Ahora, una pregunta me ha rondado a
menudo: cómo encajaba su postura sobre este importante asunto político con su
también inflexible prohibición de valores absolutos en la órbita de la ciencia
económica y por tanto de la política
económica. Por supuesto, no hay inconsistencia necesaria lógicamente entre
estas dos actitudes mentales.
Sin embargo, psicológicamente no
las adopta a menudo una misma persona. Los agnósticos teóricos en el asunto del
valor final suelen ser algo reservados y cautelosos como defensores de
políticas. Y los cruzados entusiastas y críticos intolerantes en el campo de la
acción normalmente se encontrarían en las filas de que sienten menos reservas
en proclamar como absolutamente buenas o malas las políticas que defienden o
combaten.
Para entender completamente el
pensamiento de mi estimado amigo sobre estos dos temas fundamentales, la
invitación a formar parte en este simposio intelectual sugería la idea de
descubrirlo mediante un estudio cuidadoso de su importante obra más reciente, La acción humana, publicada en inglés en
1949. Por tanto decidí dejar de lado otras obras disponibles hasta obtener todo
el beneficio de la intimidad espiritual y mental con él que suponía la lectura
cuidadosa de principio a fin de esta gran exposición de su filosofía social de
madurez.
La experiencia valió la pena.
Aparte del beneficio y placer derivado de las muchas semanas dedicadas a esta
muy estimulante tarea, aparecía insistentemente una pregunta en mi mente:
¿cuántos, antes que yo, habrían encontrado tentador emprender y posible
realizar el largo viaje intelectual de las alrededor de 880 páginas del que
acabo de regresar?
Nadie habría estado en disposición
de responder a esta pregunta. El número de ejemplares del libro absorbidos por
el mercado no ofrecen una pista adecuada. Todo periódico que se precie ha
revisado sin duda el libro y ninguna librería que se precie ha dejado de
comprarlo. Pero leer un libro es una cosa muy diferente de comprarlo o incluso
de revisarlo.
No pretendo seguir con esta
cuestión incidental. Pero se refiere a lo que para mí es uno de los problemas
fundamentales de nuestra civilización contemporánea. Un tratado erudito no es
un diccionario que uno mantenga a efectos de referencia en sus estanterías.

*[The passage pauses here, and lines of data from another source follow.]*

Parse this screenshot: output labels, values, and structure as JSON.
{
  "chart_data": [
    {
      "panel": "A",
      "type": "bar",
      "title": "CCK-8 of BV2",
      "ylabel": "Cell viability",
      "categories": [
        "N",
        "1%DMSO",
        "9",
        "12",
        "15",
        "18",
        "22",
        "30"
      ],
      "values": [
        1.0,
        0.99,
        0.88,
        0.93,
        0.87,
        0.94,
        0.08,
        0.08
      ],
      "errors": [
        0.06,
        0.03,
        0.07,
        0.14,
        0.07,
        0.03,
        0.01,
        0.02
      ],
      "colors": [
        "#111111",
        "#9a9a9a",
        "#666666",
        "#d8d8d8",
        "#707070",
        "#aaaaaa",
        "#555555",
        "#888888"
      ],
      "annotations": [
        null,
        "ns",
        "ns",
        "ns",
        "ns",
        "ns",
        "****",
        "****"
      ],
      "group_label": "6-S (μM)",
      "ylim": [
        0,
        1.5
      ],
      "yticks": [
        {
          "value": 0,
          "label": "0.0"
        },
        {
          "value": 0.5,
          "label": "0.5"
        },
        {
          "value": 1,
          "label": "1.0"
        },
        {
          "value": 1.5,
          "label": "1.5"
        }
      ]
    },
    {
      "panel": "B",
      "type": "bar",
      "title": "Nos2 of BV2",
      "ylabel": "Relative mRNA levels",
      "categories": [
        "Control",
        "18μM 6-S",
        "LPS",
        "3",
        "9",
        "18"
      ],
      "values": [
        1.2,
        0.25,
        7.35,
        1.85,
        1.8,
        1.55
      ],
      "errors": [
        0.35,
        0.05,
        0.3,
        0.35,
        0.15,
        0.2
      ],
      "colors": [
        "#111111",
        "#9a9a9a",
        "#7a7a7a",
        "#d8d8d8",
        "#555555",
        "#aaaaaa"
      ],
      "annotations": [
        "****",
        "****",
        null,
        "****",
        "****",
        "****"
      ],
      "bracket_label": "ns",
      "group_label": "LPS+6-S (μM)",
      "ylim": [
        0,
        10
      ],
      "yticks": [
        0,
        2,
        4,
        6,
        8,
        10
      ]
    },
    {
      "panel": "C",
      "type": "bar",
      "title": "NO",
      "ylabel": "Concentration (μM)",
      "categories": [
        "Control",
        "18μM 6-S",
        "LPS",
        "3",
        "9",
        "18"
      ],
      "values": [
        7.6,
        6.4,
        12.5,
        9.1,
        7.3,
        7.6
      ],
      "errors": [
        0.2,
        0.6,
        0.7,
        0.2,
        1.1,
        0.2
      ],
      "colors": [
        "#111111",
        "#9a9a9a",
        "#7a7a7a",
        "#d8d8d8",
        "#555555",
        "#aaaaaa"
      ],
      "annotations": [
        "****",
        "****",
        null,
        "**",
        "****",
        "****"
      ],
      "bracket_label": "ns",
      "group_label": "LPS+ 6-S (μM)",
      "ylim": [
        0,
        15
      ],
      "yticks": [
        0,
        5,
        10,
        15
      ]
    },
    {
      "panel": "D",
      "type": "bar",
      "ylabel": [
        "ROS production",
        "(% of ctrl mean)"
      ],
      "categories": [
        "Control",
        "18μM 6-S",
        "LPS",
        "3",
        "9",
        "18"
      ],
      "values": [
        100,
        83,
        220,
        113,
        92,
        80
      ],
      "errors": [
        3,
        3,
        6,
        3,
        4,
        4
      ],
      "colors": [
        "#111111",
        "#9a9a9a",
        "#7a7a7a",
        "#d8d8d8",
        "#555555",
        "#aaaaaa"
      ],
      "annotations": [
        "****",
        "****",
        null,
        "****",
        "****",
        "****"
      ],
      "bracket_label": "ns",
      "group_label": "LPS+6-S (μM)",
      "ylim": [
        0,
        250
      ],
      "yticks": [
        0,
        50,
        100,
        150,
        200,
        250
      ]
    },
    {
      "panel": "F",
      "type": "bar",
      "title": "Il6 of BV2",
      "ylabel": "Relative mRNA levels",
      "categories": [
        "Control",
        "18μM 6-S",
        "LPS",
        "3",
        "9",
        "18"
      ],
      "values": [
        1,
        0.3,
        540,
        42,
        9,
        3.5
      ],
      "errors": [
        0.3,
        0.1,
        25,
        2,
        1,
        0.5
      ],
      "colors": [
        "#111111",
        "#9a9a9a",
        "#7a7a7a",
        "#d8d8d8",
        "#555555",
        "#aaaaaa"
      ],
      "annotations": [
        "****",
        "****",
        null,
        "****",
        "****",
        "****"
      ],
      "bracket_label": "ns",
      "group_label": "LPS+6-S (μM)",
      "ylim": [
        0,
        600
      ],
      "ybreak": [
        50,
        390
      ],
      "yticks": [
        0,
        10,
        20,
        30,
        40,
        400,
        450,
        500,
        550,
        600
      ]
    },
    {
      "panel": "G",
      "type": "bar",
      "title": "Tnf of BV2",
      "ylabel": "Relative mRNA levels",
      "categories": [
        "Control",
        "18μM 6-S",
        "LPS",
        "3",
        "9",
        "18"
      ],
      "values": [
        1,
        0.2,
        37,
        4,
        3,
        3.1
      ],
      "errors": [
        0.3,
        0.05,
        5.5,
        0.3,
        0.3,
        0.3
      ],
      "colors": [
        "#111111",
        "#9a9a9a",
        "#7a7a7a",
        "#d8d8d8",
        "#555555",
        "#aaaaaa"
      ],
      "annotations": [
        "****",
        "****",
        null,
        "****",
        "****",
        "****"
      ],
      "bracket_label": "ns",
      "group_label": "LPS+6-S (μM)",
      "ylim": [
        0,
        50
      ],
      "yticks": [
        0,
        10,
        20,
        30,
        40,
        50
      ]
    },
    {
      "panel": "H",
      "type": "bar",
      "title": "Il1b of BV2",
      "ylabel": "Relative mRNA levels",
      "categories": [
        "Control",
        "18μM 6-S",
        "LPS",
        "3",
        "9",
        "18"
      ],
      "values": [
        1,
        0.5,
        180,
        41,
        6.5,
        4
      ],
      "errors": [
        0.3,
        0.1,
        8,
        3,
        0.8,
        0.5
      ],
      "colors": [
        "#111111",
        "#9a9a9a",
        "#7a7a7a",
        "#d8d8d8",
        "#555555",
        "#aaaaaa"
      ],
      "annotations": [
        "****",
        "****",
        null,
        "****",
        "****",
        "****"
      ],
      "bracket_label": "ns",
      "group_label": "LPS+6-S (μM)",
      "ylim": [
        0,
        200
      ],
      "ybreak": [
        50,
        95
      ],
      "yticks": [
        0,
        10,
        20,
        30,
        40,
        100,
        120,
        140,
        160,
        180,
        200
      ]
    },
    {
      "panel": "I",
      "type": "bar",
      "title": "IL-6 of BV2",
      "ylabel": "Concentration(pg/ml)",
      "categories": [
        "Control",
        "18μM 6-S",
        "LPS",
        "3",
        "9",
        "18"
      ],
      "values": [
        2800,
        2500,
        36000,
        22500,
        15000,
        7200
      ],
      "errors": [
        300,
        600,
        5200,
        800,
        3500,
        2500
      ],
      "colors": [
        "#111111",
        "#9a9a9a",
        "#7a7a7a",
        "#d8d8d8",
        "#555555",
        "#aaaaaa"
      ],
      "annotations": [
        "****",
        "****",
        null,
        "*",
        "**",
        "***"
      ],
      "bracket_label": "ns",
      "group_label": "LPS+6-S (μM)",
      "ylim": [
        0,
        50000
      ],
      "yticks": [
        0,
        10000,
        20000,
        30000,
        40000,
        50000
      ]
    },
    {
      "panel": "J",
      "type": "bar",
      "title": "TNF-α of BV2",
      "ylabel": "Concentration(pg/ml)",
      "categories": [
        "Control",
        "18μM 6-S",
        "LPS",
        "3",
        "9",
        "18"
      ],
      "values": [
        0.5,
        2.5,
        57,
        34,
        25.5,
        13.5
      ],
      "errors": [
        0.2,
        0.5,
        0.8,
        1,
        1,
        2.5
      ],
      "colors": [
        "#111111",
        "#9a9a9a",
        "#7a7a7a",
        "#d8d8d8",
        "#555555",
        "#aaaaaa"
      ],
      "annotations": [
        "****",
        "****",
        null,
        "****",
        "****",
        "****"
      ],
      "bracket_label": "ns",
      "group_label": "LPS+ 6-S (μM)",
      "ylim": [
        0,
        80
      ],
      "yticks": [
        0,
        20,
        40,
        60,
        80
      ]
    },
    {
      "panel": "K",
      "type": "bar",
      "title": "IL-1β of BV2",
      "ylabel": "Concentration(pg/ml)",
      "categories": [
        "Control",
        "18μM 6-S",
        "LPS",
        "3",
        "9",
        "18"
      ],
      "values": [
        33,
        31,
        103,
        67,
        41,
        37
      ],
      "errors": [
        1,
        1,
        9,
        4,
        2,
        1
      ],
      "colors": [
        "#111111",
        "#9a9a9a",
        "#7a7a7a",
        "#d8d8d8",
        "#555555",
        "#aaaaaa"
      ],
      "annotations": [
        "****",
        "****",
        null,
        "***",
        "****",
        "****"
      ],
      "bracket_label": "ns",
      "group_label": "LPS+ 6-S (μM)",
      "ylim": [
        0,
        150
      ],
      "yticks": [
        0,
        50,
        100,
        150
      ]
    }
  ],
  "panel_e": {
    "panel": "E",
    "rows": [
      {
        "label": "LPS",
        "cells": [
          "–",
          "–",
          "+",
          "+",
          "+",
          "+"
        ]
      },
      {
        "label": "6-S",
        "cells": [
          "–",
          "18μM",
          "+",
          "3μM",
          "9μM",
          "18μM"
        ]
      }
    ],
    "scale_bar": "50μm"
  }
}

Incluso cuando está admirablemente escrito y tiene un índice adecuado, como en
el caso presente, no puede ser juzgado real y justamente por quien se contente
con picar en sus capítulos aquí y allí. El autor tiene derecho a esperar y
tratamiento menos somero por parte del lector.
¿Pero cómo puede esperar recibirlo
en el momento actual cuando se publican al menos mil libros por cada uno que
aparecía en el época de Adam Smith? Es verdad que entre esta producción
torrencial no es probable que uno encuentre una Riqueza de las naciones. Si los economistas contemporáneos
encuentran posible leer cuidadosamente un libro extenso al año, no sería mal
consejo que seleccionaran, si no lo han hecho aún, La acción humana, de Ludwig von Mises.
En su última gran obra, nuestro
autor me confirma muy claramente lo que pensaba que sabía de sus posturas
intelectuales sobre los dos puntos mencionados antes. Deja abundantemente claro
que la ni economía, ni ninguna otra ciencia puede establecer la validez
absoluta de ningún objetivo definitivo de la conducta humana. Además, nunca, en
todo lo que recuerdo de él, le he encontrado más apasionadamente partidario de
la defensa de la economía de libre mercado ni más intolerante con todas las
formas de lo que a él le gusta llamar “estadolatría”.
William Emmanuel Rappard fue in influyente académico y
diplomático liberal. Fue cofundador del Instituto Universitario de Altos
Estudios Internacionales, donde enseñó Mises en la década de 1930.